Thursday, October 27, 2005

Good Grief!!!

I can't believe it's been more than two weeks since I've updated this thing until a little birdy asked me about it....and gave me a well deserved kick in the pants too. Thanks little birdy!

I usually don't get so stressed out over a project, but the grocery store projects that Sarah and I have been working on were a bit stressful to say the least. Sarah thought that my project was much more nerve wracking than hers and I could tell that she was glad she didn't have mine. I think what made the project so stressful was that the client is so busy and it was so difficult to get information out of her....and on top of that we haven't worked for her for very long..so I felt that I had to do a lot of mind reading since she gave me a few cryptic directions and basically told me to run with it. On one hand, it's flattering to have a client have that much confidence in you....but at the same time since I haven't worked with her that much I'm not that familiar with her likes and dislikes....or really how far she wanted me to run with that ball. Some clients will say stuff like that, but they really want you to check with them on everything before making a move. Then to compound all of this....a little over a week before the original deadline she emails me and said ooops I forgot to send you all this too...and I need you to finish this ASAP...sorry. I just about cried the day she sent me that email along with the following emails with all the attachments. Needless to say....I wound up having to ask for an extension on the deadline. And even then I wasn't sure that I was gonna make that deadline either.

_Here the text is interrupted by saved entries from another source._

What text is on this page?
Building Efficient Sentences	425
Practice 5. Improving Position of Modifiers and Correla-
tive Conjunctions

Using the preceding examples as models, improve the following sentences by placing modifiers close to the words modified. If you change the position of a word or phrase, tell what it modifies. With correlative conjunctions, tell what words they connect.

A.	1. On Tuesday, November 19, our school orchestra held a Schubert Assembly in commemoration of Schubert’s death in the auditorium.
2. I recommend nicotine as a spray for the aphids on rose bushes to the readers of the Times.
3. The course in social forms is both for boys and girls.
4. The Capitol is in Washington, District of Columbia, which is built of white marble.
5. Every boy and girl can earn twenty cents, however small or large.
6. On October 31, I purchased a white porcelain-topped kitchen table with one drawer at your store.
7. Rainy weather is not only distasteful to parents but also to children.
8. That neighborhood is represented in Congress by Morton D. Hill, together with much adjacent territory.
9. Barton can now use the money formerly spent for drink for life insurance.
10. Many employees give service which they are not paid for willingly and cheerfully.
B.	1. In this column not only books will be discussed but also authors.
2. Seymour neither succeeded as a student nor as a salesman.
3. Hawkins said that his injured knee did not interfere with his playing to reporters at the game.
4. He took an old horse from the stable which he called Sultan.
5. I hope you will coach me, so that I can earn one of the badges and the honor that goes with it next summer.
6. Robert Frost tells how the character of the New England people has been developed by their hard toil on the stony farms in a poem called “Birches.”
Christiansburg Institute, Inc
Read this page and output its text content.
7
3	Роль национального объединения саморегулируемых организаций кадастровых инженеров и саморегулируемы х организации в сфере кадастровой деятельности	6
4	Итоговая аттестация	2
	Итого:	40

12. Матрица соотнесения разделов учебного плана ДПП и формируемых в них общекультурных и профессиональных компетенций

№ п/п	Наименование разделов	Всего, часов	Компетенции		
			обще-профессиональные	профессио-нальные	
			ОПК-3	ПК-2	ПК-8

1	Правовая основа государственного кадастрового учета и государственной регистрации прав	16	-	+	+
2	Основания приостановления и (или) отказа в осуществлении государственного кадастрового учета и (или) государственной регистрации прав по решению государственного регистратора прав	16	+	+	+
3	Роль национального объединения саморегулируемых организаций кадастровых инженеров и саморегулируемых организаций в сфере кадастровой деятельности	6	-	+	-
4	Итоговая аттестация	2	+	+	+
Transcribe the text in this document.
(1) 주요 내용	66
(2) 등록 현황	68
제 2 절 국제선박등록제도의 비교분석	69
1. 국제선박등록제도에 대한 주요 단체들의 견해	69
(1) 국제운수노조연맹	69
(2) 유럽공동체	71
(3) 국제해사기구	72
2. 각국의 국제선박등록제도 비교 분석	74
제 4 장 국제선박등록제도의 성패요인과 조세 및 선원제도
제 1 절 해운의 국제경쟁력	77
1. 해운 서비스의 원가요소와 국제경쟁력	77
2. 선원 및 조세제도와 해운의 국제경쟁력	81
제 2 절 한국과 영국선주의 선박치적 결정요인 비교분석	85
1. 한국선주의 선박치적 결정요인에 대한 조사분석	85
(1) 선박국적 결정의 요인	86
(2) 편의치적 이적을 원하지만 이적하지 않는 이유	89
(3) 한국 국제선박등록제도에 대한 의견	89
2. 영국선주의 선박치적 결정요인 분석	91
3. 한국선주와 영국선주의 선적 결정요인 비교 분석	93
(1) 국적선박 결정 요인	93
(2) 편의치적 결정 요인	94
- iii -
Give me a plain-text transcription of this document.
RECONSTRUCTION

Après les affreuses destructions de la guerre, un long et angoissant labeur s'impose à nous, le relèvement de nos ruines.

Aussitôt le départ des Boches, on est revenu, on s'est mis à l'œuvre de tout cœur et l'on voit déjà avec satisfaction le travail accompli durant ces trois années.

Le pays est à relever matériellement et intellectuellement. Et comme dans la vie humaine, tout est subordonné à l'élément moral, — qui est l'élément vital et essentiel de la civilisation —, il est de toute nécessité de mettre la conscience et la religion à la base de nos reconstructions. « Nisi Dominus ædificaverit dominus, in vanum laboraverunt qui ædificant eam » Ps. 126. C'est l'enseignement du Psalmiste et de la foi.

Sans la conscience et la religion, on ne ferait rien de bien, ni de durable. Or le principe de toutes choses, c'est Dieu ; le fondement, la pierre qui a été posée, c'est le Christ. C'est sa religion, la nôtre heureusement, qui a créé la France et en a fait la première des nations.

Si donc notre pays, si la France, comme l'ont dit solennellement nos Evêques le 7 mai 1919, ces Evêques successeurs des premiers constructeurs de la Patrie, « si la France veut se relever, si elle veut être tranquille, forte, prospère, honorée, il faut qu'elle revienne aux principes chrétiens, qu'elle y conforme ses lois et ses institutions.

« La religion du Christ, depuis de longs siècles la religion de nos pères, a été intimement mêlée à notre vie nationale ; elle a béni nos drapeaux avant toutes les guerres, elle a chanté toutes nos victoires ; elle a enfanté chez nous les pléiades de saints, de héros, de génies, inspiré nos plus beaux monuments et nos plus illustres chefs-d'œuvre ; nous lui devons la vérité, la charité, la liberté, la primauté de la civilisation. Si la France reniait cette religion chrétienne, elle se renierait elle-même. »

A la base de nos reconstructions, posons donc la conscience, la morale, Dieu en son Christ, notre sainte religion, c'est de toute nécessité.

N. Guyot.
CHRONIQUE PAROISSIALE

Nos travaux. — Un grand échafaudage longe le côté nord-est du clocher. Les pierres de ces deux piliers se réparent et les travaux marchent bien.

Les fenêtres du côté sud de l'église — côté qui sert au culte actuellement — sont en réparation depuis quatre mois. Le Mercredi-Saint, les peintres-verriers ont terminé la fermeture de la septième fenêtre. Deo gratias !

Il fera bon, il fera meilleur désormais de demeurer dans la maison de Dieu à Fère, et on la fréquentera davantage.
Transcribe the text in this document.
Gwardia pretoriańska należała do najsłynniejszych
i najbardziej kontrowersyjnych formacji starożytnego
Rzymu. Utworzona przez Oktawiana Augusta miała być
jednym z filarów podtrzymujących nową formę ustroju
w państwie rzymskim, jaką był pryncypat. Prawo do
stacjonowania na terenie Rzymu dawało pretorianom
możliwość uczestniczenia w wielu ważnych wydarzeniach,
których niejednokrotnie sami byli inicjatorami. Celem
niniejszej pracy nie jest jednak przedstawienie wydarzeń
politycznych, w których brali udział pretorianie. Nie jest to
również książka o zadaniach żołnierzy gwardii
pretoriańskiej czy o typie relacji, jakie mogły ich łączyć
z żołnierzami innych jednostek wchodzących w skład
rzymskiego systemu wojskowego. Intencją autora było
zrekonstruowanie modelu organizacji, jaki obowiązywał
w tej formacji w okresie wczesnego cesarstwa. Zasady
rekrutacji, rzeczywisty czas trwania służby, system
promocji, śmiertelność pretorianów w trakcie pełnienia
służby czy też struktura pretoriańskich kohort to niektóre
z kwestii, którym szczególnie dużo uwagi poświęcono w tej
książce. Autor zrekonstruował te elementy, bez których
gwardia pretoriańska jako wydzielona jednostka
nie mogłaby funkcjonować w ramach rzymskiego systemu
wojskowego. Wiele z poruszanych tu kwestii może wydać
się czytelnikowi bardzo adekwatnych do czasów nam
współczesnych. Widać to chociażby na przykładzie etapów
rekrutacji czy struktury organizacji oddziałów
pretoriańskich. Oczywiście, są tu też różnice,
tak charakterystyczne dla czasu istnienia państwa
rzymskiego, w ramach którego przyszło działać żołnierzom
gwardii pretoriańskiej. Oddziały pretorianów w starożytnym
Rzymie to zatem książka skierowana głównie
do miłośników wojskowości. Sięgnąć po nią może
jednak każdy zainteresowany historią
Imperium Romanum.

So after working six days a week for several weeks, I got the meat of project completed late last Friday. On Sunday, Sarah and I assembled both our projects for mailing...and at one point I was so relieved and giddy from having the monkey off my back....I suggested we take pictures of our nicely and neatly presented projects! She just laughed....but I think she did kinda want me to do it!

On Monday I had plans for an easy day for work....but I woke up late and wound up being a slug all day. I think I hit the proverbial wall! I wasn't much better Tuesday either. Today I'm starting to feel human again and getting back to my old self, but I have to say I've never been so relieved to have a project done.

We'll follow up with the client next week to make sure that everything is to her liking. If it isn't though, I think I'm gonna cry. I told Sarah that I've never worried about a project so much before. She seemed to think that it was because of the lack of direction and input as well as feedback from the client. It's like a good portion of my project was an exercise in reading the client's mind...and I'm fretting on how well I did that. I feel that if I did it well....she'll probably rely on us for lots of her work which is ultimately what we want.

I'm pleased with my work and am hopeful that the client will feel the same way. Sarah did an excellent job on her project too.

Now hopefully life will be back to normal...well whatever that is anyway...and I can pare back to five days a week again. Yipee!